Whatever else poetry is, it involves an intense engagement with language. The fronts on which
that intensity operate change over time as the media in which poetry is composed and
disseminated change, and as language comes into intense relation with previously only
peripherally-related fields and issues. T.S. Eliot observed many moons ago that art doesn't
"progress," in the sense that, for instance, mathematics progresses, but the materials change.
Language changes; but also our understanding and application of language change.

The study of the formal properties of language, over the last sixty years, has been crucial to
gaining a theoretical framework in which the possibilities and limitations of computation can be
framed and considered. Concomitantly, the resulting possibilities in computing have given rise
to a 'communications revolution' that continues to change how people communicate with one
another and change our image of ourselves and humanity.

At the root of the 'communications revolution' is our knowledge not of silicon and transistors,
fibre optics, etc, but the formal properties of language that allow us to construct programmable
languages and machines that can interpret and compile texts into instructions that these
machines can carry out. I remember hearing about an MIT project in which a computer was
constructed out of mechano or tinker toys, the point being that computers are made out of the
theories of language and computation, and logic, not silicon.

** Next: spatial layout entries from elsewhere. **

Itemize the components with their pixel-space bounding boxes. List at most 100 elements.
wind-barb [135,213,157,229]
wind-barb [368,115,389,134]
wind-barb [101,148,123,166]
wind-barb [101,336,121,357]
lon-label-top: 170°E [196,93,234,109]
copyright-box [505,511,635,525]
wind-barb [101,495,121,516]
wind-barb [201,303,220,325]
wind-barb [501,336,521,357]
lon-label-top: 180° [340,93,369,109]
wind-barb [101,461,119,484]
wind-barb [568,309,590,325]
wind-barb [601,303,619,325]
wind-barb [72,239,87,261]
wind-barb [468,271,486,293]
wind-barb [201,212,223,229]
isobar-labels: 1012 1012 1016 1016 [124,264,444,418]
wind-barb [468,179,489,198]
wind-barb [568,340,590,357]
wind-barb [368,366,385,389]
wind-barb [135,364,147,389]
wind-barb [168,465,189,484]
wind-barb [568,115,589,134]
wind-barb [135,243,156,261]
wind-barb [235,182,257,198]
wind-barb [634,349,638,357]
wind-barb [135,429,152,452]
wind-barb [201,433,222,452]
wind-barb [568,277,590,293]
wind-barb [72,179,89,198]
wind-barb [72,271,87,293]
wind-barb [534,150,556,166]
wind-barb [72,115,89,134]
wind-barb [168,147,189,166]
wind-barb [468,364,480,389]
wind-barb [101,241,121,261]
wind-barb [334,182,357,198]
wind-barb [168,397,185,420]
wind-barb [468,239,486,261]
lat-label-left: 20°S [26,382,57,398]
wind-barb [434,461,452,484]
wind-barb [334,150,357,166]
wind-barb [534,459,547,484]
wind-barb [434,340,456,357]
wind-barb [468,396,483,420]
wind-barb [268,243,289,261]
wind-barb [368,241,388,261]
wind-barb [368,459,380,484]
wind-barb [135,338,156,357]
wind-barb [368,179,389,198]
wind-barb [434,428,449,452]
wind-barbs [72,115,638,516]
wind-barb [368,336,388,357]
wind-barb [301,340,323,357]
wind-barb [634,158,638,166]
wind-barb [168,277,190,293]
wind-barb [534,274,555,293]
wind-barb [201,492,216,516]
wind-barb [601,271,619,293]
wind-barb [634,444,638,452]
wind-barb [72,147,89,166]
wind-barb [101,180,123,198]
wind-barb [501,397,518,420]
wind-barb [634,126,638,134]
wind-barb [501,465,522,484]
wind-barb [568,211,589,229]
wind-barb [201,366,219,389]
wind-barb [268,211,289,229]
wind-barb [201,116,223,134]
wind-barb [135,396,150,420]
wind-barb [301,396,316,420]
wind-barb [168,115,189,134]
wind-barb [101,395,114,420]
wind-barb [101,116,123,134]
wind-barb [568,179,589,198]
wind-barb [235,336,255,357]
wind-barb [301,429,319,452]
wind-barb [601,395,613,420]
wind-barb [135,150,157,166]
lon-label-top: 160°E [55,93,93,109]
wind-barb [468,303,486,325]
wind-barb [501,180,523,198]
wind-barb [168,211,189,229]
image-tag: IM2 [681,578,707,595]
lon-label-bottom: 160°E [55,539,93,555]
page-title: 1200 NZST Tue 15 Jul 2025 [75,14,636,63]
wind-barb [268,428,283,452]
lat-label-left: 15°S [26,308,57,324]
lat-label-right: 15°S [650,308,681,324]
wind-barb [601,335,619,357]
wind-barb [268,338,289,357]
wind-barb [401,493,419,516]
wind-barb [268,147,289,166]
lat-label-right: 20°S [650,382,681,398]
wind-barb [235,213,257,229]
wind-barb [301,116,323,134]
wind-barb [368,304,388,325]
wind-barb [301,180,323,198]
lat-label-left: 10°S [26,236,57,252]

Language has come into new relation with Mathematics and even Engineering over the last sixty
years. One of the consequences of this, in art, is that the 'person vs machine' front is 'in the
language' in different ways than it has been previously. We internalize the phenomenology of
what a computer is and how to work one, ie, somewhat consciously, somewhat unconsciously, and
the more we shape with it, the closer we come to the intersection of programming and, relatedly,

There's the conflict between personal intent and programmed options (programmed intent):
sometimes they don't line up. But also there's the conflict between technical language and
artistic culture. And that is more to the 'person vs machine' conflict. In the case of
programming, the troubles have a way of coming back to the conflict with the language of math,
for many.

Programming must be viewed as a creative undertaking in the transformation not simply of art but
of humanity and the world (like it will/is anyway), not an activity reserved for
engineer/accountants and regulatory or strictly commercial application . Artists must inform the
vision of where computing is going and offer works that shape the future.  They are and will,
but the cultures of art and Mathematics/Computer Science are still far from the sort of
communication that creates numerous practicioners . The alternative is a world shaped without
art, without joy, in the image of a machine, not humanity and our spiritual and generous,
exuberant nature. It is more than a battle against the forces of dullness, but mayhem is
dullness and numbing even on the news.